As that noted Shakespearean Homer Simpson might say: “D’oh!’’ Time to look for loopholes. So each of the men sets about finding a way to woo the lady of his choice. Complications and misdirected missives and mask-wearing and general misunderstandings ensue, wrapped around a couple of subplots that feature broadly comic characters pursuing their own missions of the heart. As with “A Midsummer Night’s Dream’’ and “Hamlet,’’ they are eventually called upon to perform a play-within-the-play.
If Wolpe’s production is loaded with sight gags and mugging by her fine cast, and it is, it’s probably designed to compensate for the challengingly convoluted plot and abstruse, all-over-the-map dialogue of “Love’s Labour’s Lost.’’ There’s a reason this play doesn’t get produced all that often.
Wolpe opts for no words at all in the first few dreamlike minutes of the production: an entrancing slow-motion scene of swordplay between a woman in a red dress and a trio of opponents. (The movement/dance choreographer is Susan Dibble.) Enacted before a man twitching restlessly in a chair, who turns out to be the king, the battle is a prelude to the verbal fencing to come — and to the fact that the women will prove more than a match for the men.
A standout among those combatants is Bedard’s very funny Berowne, vain and narcissistic but lovestruck nonetheless, and forever trying to enlist audience support for his furtive schemes. The audience enjoyed hissing Berowne at the performance I attended, which only seemed to encourage him.
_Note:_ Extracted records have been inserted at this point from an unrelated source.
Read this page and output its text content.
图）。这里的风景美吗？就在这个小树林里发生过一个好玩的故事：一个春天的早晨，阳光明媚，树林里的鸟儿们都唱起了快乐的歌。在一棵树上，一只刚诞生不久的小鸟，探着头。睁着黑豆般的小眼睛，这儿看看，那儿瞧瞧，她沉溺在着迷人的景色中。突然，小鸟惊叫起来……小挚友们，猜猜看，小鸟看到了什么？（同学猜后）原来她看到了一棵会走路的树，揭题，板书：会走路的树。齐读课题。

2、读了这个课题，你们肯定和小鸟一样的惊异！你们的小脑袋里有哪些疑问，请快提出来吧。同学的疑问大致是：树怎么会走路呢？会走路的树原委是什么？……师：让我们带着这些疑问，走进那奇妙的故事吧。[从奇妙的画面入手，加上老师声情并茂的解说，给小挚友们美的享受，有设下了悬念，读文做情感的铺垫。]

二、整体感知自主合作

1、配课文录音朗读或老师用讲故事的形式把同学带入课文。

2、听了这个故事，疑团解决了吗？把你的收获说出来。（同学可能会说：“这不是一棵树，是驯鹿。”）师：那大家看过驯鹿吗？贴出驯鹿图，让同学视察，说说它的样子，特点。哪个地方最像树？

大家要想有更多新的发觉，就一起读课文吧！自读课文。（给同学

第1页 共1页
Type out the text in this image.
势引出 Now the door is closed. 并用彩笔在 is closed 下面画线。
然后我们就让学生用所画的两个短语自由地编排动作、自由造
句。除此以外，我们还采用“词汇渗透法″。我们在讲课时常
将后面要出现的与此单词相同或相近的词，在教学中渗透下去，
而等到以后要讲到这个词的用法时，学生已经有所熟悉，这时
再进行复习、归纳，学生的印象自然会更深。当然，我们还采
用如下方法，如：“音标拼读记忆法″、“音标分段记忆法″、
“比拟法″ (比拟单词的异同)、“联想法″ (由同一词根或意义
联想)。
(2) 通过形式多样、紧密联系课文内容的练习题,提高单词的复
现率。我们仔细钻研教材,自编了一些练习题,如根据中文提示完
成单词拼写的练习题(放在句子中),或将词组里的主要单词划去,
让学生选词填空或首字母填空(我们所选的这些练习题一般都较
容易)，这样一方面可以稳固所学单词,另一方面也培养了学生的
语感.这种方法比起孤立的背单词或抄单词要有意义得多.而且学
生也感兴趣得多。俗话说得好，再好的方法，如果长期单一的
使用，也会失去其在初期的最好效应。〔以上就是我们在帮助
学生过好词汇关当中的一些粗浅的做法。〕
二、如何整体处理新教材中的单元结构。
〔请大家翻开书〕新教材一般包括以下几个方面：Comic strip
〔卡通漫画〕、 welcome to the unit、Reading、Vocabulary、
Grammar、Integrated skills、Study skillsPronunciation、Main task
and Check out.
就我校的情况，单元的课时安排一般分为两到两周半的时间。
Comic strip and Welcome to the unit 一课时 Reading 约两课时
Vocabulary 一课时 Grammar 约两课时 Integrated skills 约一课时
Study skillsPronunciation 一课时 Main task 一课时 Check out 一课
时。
As his heart’s desire, Rosaline, Monroe cuts a stylish and witty figure. (Kudos to costume designer Govane Lohbauer for the ’40s-style dresses and hats, in an array of violet, pink, and light green.)
Vivid performances are also turned in by Paula Langton as Holofernes, a pedantic and windy schoolmaster whose attire evokes Cyndi Lauper during her glad-rags phase; Edgar Landa as Don Armado, a foppish traveler from Spain who fancies himself a swashbuckler; Michael F. Toomey as Costard, a clownish figure in a yellow-checked suit and muttonchops; and Ryan Winkles as a stolid, mustached constable who does his darndest to live up to his name, Dull. The production he’s in is anything but.